Enquanto se mobilizam esforços entusiastas para uma nova maré de construção desenfreada na Avenida da República, na Avenida 5 de Outubro, no Largo do Mercado, na Rua de Circunvalação e em todos os recantos onde ainda subsista um resquício da nossa identidade, a Casa Neves Pires, o Celeiro de São Francisco, o edifício da Moagem de Faro, a antiga sede da RTP e todos os últimos sobreviventes de uma cidade que já auferiu de uma riqueza patrimonial assinalável, jazem ao abandono, à incúria e ao ostracismo, como coisas sem valor, nem préstimo.

O atual executivo da Câmara Municipal de Faro tem revelado, sou obrigado a dizer e a sublinhar, uma total inépcia em defender o que resta da integridade e da harmonia da cidade, ao permitir, por um lado, o recrudescimento da construção em altura em zonas urbanas consolidadas, subtraindo mais espaço, mais sol, mais vistas, mais ar e mais qualidade de vida a áreas já no limite da saturação e, por outro, optando por uma posição de laxismo e permissividade total nas zonas históricas onde os processos de reabilitação em curso estão a ser feitos à revelia das mais elementares regras construtivas. 

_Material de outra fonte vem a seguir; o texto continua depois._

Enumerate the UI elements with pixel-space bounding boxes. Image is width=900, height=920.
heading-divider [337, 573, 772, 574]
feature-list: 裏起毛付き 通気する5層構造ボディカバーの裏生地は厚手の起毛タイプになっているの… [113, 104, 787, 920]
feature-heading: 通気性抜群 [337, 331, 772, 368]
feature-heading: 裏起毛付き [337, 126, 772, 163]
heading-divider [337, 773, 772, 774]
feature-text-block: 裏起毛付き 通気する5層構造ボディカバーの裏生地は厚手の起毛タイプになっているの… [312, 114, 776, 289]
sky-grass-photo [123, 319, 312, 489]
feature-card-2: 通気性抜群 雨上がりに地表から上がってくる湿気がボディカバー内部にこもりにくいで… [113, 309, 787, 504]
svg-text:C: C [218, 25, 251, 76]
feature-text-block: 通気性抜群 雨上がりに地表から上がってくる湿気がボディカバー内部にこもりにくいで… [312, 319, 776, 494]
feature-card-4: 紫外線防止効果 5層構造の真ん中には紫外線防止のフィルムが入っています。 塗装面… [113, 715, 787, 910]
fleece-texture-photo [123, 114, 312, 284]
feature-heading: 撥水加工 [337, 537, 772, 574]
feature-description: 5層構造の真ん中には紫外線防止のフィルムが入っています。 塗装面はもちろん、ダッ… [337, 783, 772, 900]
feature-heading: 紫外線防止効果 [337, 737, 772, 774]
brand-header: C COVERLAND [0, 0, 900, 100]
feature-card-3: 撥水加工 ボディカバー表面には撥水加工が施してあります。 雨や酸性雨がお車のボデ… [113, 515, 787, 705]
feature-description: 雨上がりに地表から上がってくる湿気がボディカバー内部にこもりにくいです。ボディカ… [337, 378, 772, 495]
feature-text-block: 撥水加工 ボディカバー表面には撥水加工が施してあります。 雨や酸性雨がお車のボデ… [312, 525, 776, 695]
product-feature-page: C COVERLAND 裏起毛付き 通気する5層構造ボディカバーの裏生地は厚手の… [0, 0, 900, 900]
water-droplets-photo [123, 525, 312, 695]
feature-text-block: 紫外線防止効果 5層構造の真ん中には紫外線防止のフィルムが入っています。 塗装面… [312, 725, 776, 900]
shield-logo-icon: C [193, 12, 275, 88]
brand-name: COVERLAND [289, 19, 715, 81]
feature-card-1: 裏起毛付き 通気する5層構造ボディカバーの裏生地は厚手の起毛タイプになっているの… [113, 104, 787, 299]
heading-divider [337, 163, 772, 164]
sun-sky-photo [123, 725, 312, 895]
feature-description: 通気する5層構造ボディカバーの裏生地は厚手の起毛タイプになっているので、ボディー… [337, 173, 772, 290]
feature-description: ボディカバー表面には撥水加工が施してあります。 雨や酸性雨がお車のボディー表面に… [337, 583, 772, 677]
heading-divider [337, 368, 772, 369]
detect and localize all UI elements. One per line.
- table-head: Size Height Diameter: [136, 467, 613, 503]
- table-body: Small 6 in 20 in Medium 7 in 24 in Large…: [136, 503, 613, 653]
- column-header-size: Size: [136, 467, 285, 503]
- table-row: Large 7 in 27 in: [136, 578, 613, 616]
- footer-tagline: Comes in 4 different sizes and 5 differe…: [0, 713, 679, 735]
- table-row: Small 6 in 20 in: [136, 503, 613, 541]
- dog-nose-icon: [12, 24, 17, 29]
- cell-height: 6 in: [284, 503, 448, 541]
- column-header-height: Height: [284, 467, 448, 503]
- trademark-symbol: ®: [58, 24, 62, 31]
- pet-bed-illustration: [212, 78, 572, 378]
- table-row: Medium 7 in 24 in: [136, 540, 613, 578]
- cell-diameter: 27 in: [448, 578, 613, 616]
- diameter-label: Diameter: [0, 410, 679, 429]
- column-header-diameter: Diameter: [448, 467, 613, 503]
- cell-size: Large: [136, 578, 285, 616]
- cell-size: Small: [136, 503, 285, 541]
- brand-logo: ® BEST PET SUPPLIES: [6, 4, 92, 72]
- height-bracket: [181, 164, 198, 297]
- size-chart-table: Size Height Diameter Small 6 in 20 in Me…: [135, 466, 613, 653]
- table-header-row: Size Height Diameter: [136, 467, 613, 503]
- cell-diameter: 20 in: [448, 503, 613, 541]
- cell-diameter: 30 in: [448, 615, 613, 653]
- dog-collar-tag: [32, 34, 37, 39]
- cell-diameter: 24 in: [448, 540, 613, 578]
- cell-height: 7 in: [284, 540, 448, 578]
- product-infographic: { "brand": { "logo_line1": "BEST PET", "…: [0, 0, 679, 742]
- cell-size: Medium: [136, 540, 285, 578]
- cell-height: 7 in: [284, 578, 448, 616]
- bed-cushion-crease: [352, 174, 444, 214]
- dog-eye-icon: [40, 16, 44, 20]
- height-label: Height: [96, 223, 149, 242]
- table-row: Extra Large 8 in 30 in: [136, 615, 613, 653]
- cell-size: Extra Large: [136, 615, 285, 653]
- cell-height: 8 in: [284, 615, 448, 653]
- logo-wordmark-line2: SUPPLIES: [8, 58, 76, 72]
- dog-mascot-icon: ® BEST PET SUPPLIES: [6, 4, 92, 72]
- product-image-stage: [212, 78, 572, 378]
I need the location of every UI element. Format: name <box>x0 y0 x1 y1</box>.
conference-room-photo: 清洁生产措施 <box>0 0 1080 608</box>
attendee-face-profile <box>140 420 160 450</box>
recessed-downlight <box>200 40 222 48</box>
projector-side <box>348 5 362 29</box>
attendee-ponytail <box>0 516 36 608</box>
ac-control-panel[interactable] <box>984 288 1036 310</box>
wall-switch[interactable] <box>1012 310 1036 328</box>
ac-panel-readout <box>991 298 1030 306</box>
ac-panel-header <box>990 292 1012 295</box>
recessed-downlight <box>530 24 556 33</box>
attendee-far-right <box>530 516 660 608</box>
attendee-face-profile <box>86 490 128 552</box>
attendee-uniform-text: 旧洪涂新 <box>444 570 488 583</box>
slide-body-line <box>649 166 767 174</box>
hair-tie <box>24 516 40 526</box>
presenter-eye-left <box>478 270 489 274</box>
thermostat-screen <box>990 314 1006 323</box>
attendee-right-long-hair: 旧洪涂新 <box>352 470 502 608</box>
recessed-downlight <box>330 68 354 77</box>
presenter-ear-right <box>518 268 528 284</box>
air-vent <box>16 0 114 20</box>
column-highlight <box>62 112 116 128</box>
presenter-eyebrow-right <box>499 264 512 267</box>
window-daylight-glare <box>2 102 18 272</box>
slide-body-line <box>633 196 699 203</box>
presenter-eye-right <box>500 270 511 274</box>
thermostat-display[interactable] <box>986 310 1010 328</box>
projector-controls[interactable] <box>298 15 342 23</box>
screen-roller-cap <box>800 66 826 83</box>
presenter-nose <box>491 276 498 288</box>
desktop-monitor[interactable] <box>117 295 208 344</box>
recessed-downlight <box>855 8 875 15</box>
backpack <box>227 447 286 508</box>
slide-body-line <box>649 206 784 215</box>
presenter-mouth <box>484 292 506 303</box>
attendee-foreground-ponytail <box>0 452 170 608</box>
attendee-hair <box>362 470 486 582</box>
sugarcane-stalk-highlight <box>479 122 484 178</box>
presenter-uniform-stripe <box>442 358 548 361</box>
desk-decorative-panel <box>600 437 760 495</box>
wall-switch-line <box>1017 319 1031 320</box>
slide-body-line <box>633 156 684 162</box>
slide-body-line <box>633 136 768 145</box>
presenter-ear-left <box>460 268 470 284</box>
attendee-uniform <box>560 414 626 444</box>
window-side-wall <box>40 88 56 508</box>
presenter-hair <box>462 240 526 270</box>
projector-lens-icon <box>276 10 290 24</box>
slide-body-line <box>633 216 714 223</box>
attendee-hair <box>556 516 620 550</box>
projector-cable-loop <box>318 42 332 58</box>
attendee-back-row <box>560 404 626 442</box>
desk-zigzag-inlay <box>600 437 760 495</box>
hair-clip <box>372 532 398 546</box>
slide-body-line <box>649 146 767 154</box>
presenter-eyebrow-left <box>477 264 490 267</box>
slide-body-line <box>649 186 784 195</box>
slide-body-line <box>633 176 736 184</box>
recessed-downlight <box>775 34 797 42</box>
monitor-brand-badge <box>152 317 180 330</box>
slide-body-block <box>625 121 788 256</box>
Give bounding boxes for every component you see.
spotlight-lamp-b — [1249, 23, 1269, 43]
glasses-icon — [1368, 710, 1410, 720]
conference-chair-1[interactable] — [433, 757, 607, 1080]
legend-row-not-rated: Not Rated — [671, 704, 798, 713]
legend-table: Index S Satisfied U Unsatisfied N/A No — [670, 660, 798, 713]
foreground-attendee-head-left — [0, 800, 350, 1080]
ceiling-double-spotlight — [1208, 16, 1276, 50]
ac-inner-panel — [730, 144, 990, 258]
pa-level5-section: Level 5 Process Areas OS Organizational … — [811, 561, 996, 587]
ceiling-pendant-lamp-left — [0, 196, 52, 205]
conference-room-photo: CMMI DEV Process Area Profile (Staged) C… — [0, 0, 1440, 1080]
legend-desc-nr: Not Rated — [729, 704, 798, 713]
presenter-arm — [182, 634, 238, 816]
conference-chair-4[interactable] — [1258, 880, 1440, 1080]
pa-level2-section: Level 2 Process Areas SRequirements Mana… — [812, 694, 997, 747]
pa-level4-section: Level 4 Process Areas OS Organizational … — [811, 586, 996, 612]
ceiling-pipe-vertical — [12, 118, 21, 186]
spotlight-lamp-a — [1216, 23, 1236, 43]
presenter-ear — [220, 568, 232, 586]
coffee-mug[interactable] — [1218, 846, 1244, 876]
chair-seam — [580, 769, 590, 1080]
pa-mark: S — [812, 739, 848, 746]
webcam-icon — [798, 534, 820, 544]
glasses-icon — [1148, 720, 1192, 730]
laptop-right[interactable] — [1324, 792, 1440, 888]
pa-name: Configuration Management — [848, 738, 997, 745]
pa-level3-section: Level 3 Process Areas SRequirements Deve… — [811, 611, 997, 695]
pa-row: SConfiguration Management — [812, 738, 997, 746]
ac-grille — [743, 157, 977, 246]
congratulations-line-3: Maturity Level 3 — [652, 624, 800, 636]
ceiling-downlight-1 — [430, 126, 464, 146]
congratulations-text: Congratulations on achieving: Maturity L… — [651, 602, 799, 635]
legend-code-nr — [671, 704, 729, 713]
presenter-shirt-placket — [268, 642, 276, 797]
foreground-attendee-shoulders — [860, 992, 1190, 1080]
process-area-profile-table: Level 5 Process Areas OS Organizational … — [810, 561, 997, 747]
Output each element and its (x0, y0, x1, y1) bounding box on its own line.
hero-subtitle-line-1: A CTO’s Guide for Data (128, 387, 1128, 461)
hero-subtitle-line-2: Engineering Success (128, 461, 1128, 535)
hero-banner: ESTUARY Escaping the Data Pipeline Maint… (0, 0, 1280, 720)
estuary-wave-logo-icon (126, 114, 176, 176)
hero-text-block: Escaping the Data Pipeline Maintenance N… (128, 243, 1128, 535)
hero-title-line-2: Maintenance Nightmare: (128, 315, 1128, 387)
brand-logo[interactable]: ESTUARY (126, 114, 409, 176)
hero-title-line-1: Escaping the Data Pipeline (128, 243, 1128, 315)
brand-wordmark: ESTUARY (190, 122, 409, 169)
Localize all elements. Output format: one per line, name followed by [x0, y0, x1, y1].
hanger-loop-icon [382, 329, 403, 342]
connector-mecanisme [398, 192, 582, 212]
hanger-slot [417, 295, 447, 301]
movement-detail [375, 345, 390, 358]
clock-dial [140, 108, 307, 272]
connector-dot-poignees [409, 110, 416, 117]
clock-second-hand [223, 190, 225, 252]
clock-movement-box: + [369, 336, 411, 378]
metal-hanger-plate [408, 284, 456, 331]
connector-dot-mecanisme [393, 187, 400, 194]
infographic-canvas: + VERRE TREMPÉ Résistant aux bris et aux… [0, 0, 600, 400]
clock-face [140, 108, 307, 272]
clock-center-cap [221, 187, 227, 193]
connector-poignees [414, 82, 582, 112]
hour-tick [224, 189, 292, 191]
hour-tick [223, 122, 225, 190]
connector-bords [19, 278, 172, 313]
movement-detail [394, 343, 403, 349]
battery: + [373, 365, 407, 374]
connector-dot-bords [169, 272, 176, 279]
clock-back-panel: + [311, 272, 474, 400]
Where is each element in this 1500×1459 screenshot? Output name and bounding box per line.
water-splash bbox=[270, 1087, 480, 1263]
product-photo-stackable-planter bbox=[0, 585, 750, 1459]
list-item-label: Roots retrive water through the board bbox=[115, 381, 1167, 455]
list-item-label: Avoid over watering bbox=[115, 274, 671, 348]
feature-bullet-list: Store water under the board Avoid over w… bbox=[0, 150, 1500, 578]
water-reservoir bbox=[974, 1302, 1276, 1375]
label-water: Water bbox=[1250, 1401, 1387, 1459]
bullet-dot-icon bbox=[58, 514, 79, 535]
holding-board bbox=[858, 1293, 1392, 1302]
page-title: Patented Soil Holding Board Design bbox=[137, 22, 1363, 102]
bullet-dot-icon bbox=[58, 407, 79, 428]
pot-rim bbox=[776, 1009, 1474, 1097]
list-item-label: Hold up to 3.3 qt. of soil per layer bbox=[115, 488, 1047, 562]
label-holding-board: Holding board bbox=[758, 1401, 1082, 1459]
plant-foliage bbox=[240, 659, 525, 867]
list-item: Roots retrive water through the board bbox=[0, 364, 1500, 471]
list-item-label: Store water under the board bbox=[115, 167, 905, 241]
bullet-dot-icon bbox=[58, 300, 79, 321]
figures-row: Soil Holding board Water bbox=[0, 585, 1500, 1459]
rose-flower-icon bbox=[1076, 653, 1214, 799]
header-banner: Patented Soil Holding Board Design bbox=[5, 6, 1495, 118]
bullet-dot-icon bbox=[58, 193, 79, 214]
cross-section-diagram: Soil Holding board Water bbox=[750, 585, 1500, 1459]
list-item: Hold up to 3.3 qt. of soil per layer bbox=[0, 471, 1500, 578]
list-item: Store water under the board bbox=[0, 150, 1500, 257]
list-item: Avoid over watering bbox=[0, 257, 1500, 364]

A reação maciça de indignação e de consternação da população farense relativamente a este incêndio, veiculada pelas novas vias de expressão digital (vulgo redes sociais) e não só, deve ser tida em conta pelas autoridades municipais. 
A Casa Neves Pires, felizmente, foi somente destruída em parte tendo resistido o essencial da sua estrutura. Esta casa também congrega um jardim romântico com numerosas árvores exóticas constituindo um verdadeiro oásis no meio de uma cidade cada vez mais betonizada, impermeabilizada e sufocante. 

Um projeto que colocasse esta casa de excecional valor patrimonial e o seu jardim ao serviço da população farense seria a melhor forma da presente Câmara, que gasta demasiado em fogos-fátuos, redimir-se do facto de nada ter feito para proteger tal preciosidade arquitetónica.

É que a lei faculta várias hipóteses de intervenção quando há abandono. A transferência da Junta de Freguesia, que está mesmo ali ao lado, para dentro deste edifício histórico (e jardim) seria uma das muitas possibilidades para colocá-lo ao serviço e usufruto dos cidadãos de Faro.

Uma coisa é certa. Destruir o edifício (ou manutenção só da fachada) e construir mais um mastodonte com ocupação do jardim, seria um erro imperdoável.